Thanks for all the support and compliments.


----------



## JoeDizzleMPLS

I'm jealous... Nice fish


----------



## FishermanCanada

JoeDizzleMPLS said:


> I'm jealous... Nice fish


thanks

This guy is my show piece.


----------



## His Majesty

gorgeous brandtii









im liking the maoi statues too haha


----------



## FEEFA

Looking good Buzz, Solid is right!


----------



## FishermanCanada

thanks guys its also a lot easier to clean which is a super plus.


----------



## Ja'eh

I've seen this brandtii in person and I have to say that the video doesn't do much justice for this beauty. My favorite brandtii...well after mine that is.


----------



## FishermanCanada

Ja said:


> I've seen this brandtii in person and I have to say that the video doesn't do much justice for this beauty. My favorite brandtii...well after mine that is.


Thanks bud, he is my pride and joy. I bought another tank for him cause i couldn't bare to lose him. Hows your bdr?


----------



## Smoke

Now that's a rare gem! Very nice.


----------



## Ja'eh

FishermanCanada said:


> I've seen this brandtii in person and I have to say that the video doesn't do much justice for this beauty. My favorite brandtii...well after mine that is.


Thanks bud, he is my pride and joy. I bought another tank for him cause i couldn't bare to lose him. Hows your bdr?
[/quote]
The rhom is doing great...nicest looking diamond I have ever seen and but I'm still not sure whether or not if it's a blue or purple, some days the diamonds are blue and on others it's more of a purple color.


----------



## FishermanCanada

Ja said:


> I've seen this brandtii in person and I have to say that the video doesn't do much justice for this beauty. My favorite brandtii...well after mine that is.

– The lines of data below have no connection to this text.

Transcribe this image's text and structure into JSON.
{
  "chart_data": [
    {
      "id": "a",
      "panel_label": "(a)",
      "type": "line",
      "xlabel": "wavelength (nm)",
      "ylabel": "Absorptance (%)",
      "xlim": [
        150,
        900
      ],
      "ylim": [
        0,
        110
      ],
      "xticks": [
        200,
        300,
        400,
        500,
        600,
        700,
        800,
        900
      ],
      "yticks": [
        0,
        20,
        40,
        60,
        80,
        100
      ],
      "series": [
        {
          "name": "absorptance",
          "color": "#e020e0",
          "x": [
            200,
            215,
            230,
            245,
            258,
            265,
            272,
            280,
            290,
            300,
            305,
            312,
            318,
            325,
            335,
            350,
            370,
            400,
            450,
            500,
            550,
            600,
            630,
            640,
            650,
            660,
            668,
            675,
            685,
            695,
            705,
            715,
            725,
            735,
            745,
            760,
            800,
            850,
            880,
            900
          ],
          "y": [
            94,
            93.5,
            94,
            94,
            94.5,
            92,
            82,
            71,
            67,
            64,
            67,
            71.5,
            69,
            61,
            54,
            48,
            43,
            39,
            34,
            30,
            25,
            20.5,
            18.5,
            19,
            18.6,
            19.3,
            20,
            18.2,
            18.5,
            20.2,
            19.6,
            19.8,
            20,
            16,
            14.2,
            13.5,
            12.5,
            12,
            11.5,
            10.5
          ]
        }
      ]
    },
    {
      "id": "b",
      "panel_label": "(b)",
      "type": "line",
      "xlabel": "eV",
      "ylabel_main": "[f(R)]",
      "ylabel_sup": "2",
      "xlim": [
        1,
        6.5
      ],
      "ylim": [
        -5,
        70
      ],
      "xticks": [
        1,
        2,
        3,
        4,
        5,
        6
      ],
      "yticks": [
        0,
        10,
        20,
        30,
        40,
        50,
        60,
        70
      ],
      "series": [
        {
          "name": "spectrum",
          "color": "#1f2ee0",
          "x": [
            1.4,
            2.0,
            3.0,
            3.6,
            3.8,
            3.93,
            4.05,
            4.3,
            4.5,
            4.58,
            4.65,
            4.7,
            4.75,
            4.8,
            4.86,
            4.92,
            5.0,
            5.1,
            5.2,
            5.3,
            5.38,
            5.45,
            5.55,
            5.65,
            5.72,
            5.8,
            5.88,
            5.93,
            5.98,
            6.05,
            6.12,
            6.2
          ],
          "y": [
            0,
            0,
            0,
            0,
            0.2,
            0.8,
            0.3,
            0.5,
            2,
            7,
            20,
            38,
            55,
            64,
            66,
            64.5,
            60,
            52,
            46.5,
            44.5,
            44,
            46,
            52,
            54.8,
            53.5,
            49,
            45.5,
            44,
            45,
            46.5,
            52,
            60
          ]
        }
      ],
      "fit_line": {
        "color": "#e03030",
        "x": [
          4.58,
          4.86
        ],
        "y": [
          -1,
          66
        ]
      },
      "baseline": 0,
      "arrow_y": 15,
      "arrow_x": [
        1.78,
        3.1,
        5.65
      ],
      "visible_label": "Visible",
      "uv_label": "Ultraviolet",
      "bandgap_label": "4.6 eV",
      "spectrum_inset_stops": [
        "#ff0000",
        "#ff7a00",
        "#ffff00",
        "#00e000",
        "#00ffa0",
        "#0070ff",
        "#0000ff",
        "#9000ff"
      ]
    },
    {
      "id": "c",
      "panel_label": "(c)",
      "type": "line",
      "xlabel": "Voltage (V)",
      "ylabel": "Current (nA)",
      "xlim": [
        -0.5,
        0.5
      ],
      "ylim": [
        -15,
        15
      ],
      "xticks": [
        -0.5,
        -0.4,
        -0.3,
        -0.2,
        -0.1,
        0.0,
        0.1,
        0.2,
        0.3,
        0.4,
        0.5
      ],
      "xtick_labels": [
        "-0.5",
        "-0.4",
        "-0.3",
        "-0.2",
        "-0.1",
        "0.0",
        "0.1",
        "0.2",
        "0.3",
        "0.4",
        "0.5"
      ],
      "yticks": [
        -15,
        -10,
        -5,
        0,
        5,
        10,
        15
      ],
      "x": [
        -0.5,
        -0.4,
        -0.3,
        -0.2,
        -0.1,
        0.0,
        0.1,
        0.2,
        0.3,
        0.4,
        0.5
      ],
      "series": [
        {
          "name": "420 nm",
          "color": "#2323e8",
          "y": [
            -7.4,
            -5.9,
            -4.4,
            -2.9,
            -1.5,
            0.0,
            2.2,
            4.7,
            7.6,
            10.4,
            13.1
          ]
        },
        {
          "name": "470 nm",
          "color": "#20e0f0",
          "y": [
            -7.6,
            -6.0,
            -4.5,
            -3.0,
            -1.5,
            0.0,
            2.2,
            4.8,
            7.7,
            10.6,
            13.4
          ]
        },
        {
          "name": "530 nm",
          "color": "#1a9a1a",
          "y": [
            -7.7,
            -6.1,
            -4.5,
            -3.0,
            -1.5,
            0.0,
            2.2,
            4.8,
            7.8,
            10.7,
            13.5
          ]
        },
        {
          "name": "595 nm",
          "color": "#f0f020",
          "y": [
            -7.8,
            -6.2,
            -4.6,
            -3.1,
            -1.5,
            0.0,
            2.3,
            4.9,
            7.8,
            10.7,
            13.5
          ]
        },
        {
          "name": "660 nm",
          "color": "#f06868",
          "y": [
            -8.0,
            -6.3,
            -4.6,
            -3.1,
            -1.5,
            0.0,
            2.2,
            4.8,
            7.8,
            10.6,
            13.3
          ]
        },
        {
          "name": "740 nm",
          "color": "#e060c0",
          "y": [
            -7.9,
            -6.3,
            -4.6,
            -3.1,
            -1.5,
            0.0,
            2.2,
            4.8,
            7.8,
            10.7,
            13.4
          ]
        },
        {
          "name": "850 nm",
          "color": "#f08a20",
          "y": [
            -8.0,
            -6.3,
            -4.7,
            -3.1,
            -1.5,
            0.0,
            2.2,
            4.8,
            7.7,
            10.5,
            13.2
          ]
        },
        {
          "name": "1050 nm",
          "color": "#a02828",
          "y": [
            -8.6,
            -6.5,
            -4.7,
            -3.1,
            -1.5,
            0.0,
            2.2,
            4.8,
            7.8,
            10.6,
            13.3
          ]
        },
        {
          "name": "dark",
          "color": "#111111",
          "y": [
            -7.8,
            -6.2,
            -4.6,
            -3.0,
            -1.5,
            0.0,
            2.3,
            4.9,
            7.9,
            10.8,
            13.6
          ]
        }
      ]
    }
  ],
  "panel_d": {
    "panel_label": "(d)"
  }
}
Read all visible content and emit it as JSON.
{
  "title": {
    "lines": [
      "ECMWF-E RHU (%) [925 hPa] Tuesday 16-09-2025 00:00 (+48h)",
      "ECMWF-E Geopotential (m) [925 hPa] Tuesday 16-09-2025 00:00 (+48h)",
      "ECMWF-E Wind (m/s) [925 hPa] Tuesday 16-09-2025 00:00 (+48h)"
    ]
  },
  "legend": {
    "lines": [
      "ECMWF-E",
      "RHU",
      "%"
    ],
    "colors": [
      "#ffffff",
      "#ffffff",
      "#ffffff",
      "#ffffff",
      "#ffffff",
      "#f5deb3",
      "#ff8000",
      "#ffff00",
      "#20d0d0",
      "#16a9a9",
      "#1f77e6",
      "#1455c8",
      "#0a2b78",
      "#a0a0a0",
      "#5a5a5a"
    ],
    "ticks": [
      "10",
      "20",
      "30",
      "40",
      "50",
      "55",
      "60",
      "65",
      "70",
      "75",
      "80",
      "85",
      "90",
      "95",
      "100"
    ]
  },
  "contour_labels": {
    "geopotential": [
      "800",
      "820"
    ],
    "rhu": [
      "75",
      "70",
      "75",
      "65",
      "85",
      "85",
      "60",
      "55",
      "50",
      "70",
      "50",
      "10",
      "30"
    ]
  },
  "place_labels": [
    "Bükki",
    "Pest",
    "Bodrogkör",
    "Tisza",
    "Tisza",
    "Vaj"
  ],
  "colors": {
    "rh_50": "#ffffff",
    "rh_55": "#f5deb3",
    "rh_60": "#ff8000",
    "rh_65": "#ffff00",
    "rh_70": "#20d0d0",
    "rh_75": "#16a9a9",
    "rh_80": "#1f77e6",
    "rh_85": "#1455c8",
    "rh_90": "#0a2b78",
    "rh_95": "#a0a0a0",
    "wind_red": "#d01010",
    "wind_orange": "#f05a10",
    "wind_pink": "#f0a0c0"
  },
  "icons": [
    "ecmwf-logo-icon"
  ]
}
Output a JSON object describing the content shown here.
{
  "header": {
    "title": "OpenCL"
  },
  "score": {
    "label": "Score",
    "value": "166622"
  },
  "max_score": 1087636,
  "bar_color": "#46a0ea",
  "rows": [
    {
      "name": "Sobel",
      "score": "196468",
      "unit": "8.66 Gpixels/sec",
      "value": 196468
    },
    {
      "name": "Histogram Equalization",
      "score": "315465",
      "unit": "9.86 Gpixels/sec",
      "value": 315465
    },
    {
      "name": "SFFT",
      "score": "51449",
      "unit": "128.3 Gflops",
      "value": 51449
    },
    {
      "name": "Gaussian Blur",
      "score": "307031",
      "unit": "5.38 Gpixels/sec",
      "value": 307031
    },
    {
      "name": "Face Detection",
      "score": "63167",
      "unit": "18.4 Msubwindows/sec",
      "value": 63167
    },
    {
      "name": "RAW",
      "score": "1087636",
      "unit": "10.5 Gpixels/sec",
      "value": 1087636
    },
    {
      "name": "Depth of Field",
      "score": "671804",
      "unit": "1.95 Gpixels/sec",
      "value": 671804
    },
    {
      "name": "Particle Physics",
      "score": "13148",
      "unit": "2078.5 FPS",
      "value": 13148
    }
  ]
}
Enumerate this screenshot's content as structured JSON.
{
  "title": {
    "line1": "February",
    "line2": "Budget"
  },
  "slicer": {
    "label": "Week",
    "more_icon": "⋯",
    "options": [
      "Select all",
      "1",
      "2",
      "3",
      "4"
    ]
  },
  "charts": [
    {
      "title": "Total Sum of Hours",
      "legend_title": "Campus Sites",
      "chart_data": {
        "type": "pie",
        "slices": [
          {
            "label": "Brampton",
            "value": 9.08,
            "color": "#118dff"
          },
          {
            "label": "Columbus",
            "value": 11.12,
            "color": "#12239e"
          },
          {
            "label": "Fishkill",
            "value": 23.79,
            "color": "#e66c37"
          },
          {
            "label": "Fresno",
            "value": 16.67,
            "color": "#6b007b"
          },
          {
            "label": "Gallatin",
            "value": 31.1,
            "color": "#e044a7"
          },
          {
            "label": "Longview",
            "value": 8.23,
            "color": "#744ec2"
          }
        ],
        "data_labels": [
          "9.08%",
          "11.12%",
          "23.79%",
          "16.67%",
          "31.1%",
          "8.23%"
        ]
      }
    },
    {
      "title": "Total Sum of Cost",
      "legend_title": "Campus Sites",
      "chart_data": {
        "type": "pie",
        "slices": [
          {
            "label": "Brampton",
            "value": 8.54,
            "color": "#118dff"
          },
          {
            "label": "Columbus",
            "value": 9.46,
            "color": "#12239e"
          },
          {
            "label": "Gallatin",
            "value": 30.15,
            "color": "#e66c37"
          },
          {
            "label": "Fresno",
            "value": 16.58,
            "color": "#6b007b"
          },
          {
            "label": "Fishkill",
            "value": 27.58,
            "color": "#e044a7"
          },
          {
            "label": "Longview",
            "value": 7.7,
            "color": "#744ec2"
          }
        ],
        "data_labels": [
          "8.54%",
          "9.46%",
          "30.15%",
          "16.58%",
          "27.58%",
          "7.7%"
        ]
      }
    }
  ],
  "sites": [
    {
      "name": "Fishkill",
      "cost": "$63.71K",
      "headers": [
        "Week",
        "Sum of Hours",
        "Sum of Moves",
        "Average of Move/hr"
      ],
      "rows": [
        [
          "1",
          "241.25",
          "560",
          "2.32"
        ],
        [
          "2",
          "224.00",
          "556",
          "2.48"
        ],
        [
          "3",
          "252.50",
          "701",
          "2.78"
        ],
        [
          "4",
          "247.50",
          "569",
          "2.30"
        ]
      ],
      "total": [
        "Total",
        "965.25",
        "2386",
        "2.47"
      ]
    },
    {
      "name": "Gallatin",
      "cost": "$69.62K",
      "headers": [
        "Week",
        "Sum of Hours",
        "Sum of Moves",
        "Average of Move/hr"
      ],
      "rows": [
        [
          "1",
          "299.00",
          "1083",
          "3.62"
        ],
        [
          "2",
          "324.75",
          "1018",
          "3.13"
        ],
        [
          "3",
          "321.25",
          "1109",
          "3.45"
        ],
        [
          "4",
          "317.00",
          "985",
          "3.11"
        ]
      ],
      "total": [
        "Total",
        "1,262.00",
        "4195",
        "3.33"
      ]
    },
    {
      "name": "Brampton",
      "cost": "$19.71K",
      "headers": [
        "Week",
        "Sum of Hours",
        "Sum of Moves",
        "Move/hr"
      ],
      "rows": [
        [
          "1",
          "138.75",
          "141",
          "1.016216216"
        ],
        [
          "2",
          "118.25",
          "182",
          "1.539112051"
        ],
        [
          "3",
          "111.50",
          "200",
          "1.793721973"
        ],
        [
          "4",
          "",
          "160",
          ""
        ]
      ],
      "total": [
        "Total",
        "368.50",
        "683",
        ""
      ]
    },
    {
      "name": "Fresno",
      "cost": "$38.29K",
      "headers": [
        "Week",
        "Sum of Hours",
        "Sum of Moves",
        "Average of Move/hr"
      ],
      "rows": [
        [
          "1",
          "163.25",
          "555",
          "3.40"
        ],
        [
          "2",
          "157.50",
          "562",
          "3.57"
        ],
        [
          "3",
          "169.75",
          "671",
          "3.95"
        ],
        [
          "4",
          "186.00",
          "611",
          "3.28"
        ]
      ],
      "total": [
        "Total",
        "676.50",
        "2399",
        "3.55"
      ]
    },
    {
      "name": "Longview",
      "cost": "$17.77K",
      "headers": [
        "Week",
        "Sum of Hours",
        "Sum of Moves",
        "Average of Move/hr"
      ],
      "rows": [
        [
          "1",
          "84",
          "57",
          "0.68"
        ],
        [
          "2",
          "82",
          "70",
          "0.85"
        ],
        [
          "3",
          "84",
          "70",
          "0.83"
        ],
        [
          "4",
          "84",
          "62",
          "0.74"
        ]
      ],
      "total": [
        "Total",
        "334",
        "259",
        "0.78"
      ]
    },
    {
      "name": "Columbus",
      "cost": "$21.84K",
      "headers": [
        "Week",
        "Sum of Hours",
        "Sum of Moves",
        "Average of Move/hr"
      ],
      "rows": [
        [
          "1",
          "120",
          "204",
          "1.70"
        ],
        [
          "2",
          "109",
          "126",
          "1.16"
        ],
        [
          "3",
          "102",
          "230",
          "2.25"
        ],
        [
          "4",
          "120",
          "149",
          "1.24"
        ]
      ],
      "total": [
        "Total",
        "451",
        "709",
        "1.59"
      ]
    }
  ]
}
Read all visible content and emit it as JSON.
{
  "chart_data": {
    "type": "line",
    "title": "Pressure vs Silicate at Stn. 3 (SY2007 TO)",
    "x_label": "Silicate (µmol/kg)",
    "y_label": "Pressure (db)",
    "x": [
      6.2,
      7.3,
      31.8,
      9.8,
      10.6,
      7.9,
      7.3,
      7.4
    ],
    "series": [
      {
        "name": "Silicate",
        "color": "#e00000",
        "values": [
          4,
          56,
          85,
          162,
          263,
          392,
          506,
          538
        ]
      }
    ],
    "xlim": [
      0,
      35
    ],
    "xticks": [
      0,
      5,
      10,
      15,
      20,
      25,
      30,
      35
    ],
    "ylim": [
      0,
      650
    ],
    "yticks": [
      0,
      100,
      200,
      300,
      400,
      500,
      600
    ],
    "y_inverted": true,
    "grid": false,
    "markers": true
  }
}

Thanks bud, he is my pride and joy. I bought another tank for him cause i couldn't bare to lose him. Hows your bdr?
[/quote]
The rhom is doing great...nicest looking diamond I have ever seen and but I'm still not sure whether or not if it's a blue or purple, some days the diamonds are blue and on others it's more of a purple color.
[/quote]
thats great to hear, he went to a good owner. That rhom is definitely one of the best i have seen. I wonder where his collection point is.


----------



## Ja'eh

Most likely Peru but when a rhom looks this good who cares.


----------



## salvo85

very nice fish


----------



## primetime3wise

that's one nice looking p


----------



## zeefs

the colouring on that is amazing man


----------



## AmazonAddict

Your setup is awesome. It looks super easy to clean. The piranha looks nice too.


----------



## FishermanCanada

thanks for compliments everyone. He is a lot of fun to watch.


----------



## Quido

Sweet brandtii! Same size as mine!


----------